I was reading online that tic-tac-toe has a state space of $3^9 = 19,683$. From my basic understanding, this sounds too large to use tabular Q-learning, as the Q table would be huge. Is this correct?
That is a relatively small number of states that can easily be represented in a table on a modern computer. For a Q table, you would multiply by the number of moves possible in each state, but this is still a small amount of memory. Even with the most naive implementation that tracked impossible states and state/action pairs, using string state representations (so 10 bytes for each state/action key), and using double precision floating point for each action value (another 8 bytes), the full table would be around 3 megabytes in size.
So it is definitely possible to use tabular Q learning here. I have done just that whilst learning about RL - my Q-learning Tic Tac Toe agent is written in Python and available on Github. There are many ways to optimise the required space, e.g. only representing reachable states. Also in games with perfect control (moves directly result in a new state), it is common to use afterstate values instead of action values.
If that is the case, can you suggest other (non-NN) algorithms I could use to create a tic-tac-toe agent to play against a human player?
It is not the case, as explained. However, there are two basic approaches at the top level that are worth learning about for working with game trees:
Forward planning or search algorithms, as mentioned by skillsmuggler in their answer. These use game rules plus a heuristic (measure of likely success) to explore the future states of the game and pick the search result with the best heuristic. Minimax with a heuristic only based on win/lose at the end is a very basic approach, but would cope just fine with Tic Tac Toe.

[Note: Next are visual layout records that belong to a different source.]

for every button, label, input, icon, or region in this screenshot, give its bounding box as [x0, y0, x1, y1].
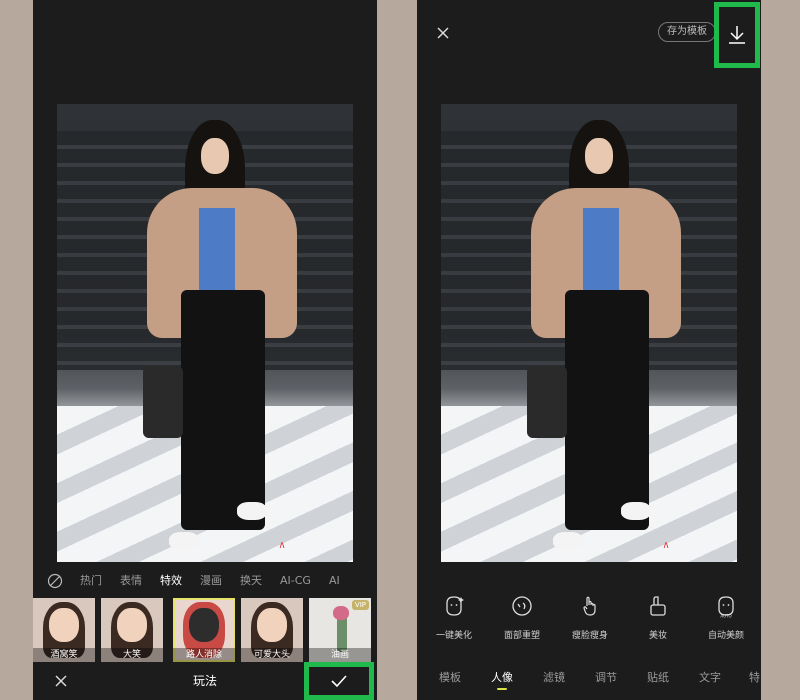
effect-thumbnail-face	[333, 606, 349, 620]
effect-remove-passerby[interactable]: 路人消除	[173, 598, 235, 662]
person-pants	[181, 290, 265, 530]
person-shirt	[583, 208, 619, 290]
person-face	[201, 138, 229, 174]
person-shoe	[621, 502, 651, 520]
effect-label: 路人消除	[173, 648, 235, 662]
person-bag	[143, 366, 183, 438]
no-effect-icon[interactable]	[47, 573, 63, 589]
tool-face-reshape[interactable]: 面部重塑	[487, 588, 557, 641]
tab-expression[interactable]: 表情	[111, 568, 151, 594]
tab-special-effects[interactable]: 特效	[151, 568, 191, 594]
category-tabs: 模板 人像 滤镜 调节 贴纸 文字 特	[417, 668, 761, 692]
vip-badge: VIP	[351, 600, 369, 610]
tool-label: 自动美颜	[707, 631, 744, 641]
person-shirt	[199, 208, 235, 290]
person-face	[585, 138, 613, 174]
tool-label: 瘦脸瘦身	[571, 631, 608, 641]
svg-text:AUTO: AUTO	[720, 614, 731, 619]
person-shoe	[553, 532, 583, 550]
effect-thumbnail-face	[117, 608, 147, 642]
effect-thumbnail-face	[49, 608, 79, 642]
right-screen: 存为模板 ∧ 一键美化 面部重塑 瘦脸瘦身 美妆 AUTO 自动美颜 模板 人像…	[417, 0, 761, 700]
watermark-icon: ∧	[662, 540, 670, 551]
person-shoe	[237, 502, 267, 520]
confirm-button[interactable]	[304, 662, 374, 700]
effect-thumbnail-face	[257, 608, 287, 642]
tab-text[interactable]: 文字	[699, 668, 721, 688]
person-shoe	[169, 532, 199, 550]
tab-special[interactable]: 特	[749, 668, 760, 688]
effect-big-laugh[interactable]: 大笑	[101, 598, 163, 662]
save-template-button[interactable]: 存为模板	[658, 22, 716, 42]
left-screen: ∧ 热门 表情 特效 漫画 换天 AI-CG AI 酒窝笑 大笑 路人消除 可爱…	[33, 0, 377, 700]
effect-label: 大笑	[101, 648, 163, 662]
tab-ai-cg[interactable]: AI-CG	[271, 568, 320, 594]
effect-thumbnails: 酒窝笑 大笑 路人消除 可爱大头 VIP 油画	[33, 598, 377, 662]
effect-dimple-smile[interactable]: 酒窝笑	[33, 598, 95, 662]
portrait-tools: 一键美化 面部重塑 瘦脸瘦身 美妆 AUTO 自动美颜	[417, 588, 761, 648]
face-reshape-icon	[512, 596, 532, 616]
tab-template[interactable]: 模板	[439, 668, 461, 688]
effect-label: 油画	[309, 648, 371, 662]
tab-stickers[interactable]: 贴纸	[647, 668, 669, 688]
download-icon	[729, 26, 745, 44]
tab-comic[interactable]: 漫画	[191, 568, 231, 594]
bottom-bar: 玩法	[33, 662, 377, 700]
tool-label: 一键美化	[435, 631, 472, 641]
hand-slim-icon	[583, 596, 596, 616]
auto-beauty-icon: AUTO	[718, 596, 734, 619]
person-bag	[527, 366, 567, 438]
tool-auto-beauty[interactable]: AUTO 自动美颜	[691, 588, 761, 641]
photo-preview: ∧	[57, 104, 353, 562]
tool-label: 面部重塑	[503, 631, 540, 641]
effect-thumbnail-face	[189, 608, 219, 642]
close-icon[interactable]	[435, 25, 451, 41]
effect-oil-painting[interactable]: VIP 油画	[309, 598, 371, 662]
face-sparkle-icon	[446, 596, 464, 616]
watermark-icon: ∧	[278, 540, 286, 551]
tool-one-click-beautify[interactable]: 一键美化	[419, 588, 489, 641]
download-button[interactable]	[714, 2, 760, 68]
tab-portrait[interactable]: 人像	[491, 668, 513, 690]
effect-label: 酒窝笑	[33, 648, 95, 662]
effect-tabs: 热门 表情 特效 漫画 换天 AI-CG AI	[33, 568, 377, 594]
tool-label: 美妆	[648, 631, 667, 641]
photo-preview: ∧	[441, 104, 737, 562]
tool-makeup[interactable]: 美妆	[623, 588, 693, 641]
tab-filter[interactable]: 滤镜	[543, 668, 565, 688]
effect-label: 可爱大头	[241, 648, 303, 662]
tab-change-sky[interactable]: 换天	[231, 568, 271, 594]
effect-cute-big-head[interactable]: 可爱大头	[241, 598, 303, 662]
tab-hot[interactable]: 热门	[71, 568, 111, 594]
tab-ai[interactable]: AI	[320, 568, 349, 594]
tool-slim-face-body[interactable]: 瘦脸瘦身	[555, 588, 625, 641]
tab-adjust[interactable]: 调节	[595, 668, 617, 688]
makeup-icon	[650, 596, 666, 616]
check-icon	[331, 675, 347, 688]
person-pants	[565, 290, 649, 530]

- Other planning algorithms include Negamax (a minor variation of Minimax for zero-sum games) and MCTS (famously used in Alpha Go).
Policy function improvement, which generate policies - maps of current state to actions - and have ways to assess them and select better policies.
- Q learning, and the many algorithms of reinforcement learning are in this category, as well as genetic algorithms.
- Tic Tac Toe is simple enough that you could hard-code a policy function that mapped any state to the next action. The xkcd webcomic encoded this policy into a diagram.
These two approaches are complementary, in that both can be used together to solve more sophisticated problems. For instance, value-based reinforcement learning algorithms - including Q learning - can be used to provide learned heuristics for a search algorithm. The categories I suggest above are not strict either, in that some algorithms are not clearly one thing or another.